Single cell RNA sequencing typically produces reads on tens of thousands of base pairs. We say that the resulting coverage data for each cell is high dimensional as the data contains many fields. High dimensionality is a significant obstacle for any statistical analysis, most notably clustering methods which perform poorly in high dimensions. Typically one applies dimension reduction to the data before feeding it on to any statistical method. Historically this was done using linear methods like principle component analysis (PCA). Recently though, nonlinear dimension reduction such as t-distributed Stochastic Neighbour Embedding (t-SNE) and Universal Manifold Approximation and Projection (UMAP) have gained a foothold as standard methodology. Such methods are capable of detecting an underlying low-dimensional “manifold” on which data points lie, and then flatten the manifold, making the data much more convenient for any statistical methodologies, or for visualisation.

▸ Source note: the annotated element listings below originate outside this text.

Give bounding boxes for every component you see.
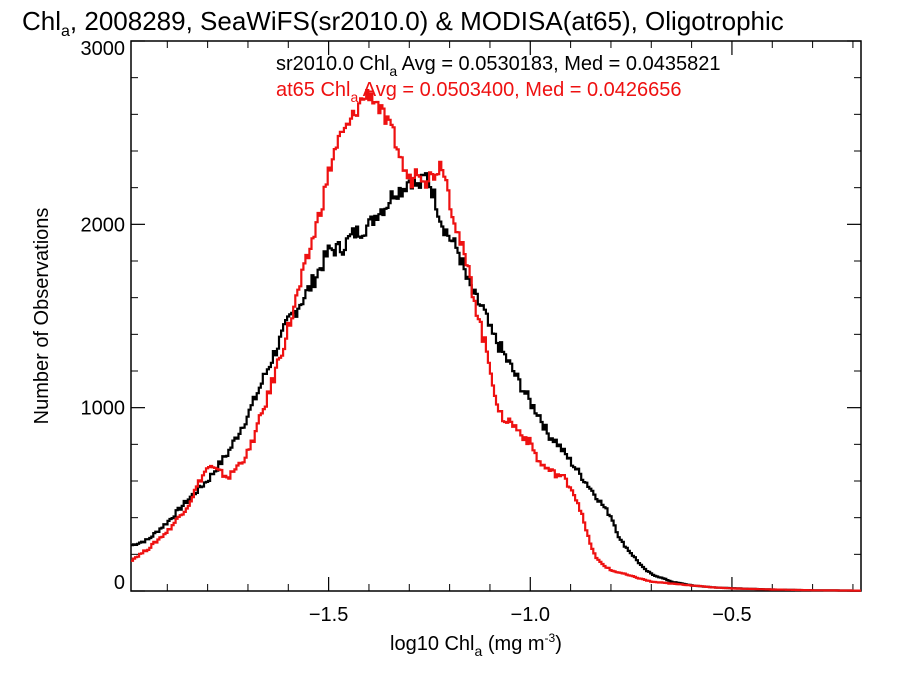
x-tick-label: −1.0 bbox=[511, 604, 550, 626]
x-axis-label: log10 Chla (mg m-3) bbox=[390, 631, 562, 659]
minor-ticks bbox=[131, 41, 861, 591]
y-axis-ticks: 0 1000 2000 3000 bbox=[81, 38, 861, 594]
y-tick-label: 0 bbox=[114, 572, 125, 594]
series-line-1 bbox=[131, 89, 861, 592]
y-tick-label: 3000 bbox=[81, 38, 126, 60]
chart-title: Chla, 2008289, SeaWiFS(sr2010.0) & MODIS… bbox=[22, 6, 784, 40]
series-line-0 bbox=[131, 172, 861, 592]
series-layer bbox=[131, 89, 861, 592]
x-tick-label: −1.5 bbox=[309, 604, 348, 626]
plot-frame bbox=[130, 40, 862, 592]
y-tick-label: 2000 bbox=[81, 214, 126, 236]
x-axis-ticks: −1.5 −1.0 −0.5 bbox=[309, 41, 752, 626]
legend-entry-sr2010: sr2010.0 Chla Avg = 0.0530183, Med = 0.0… bbox=[276, 53, 720, 79]
y-tick-label: 1000 bbox=[81, 398, 126, 420]
x-tick-label: −0.5 bbox=[712, 604, 751, 626]
legend-entry-at65: at65 Chla Avg = 0.0503400, Med = 0.04266… bbox=[276, 79, 682, 105]
y-axis-label: Number of Observations bbox=[31, 208, 53, 425]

In this workshop we will pick apart the mechanics of such techniques with ample graphical demonstration, to present the capabilities and limitations of such methods. The focus will be on the UMAP algorithm, and attendees will gain a deeper understanding of the algorithm and the effect of its hyper-parameters.
Keywords: Dimension reduction, single cell, transcriptomics, UMAP, clustering, unsupervised learning
Requirements: The workshop will be presented with a Jupyter Notebook running Python. Attendees will benefit from running the notebook on their own laptop through the workshop.
Research Fellow, Biological Data Science Institute (BDSI), ANU
Dr James Nichols is a mathematician interested in numerical simulation, approximation, and statistical learning techniques. He is particularly interested in developing numerical methods that are able to tackle high dimensional problems in statistics and simulation, and methods to fit models to data.
Dr. Nichols obtained his PhD in 2014 from the University of New South Wales, investigating quasi-Monte Carlo methods to simulate fluid flows in random media, applicable to modelling large aquifers like the Great Artesian Basin. Following this he was a postdoc at UNSW and Sorbonne Université, Paris, investigating a variety of problems from simulating sub-diffusive particle movement, to approximation methods for stochastic partial differential equations. Before his PhD, James was a quantative analyst at Macquarie bank, assessing portfolio risk and pricing exotic financial instruments, and developing a love for probability and simulation.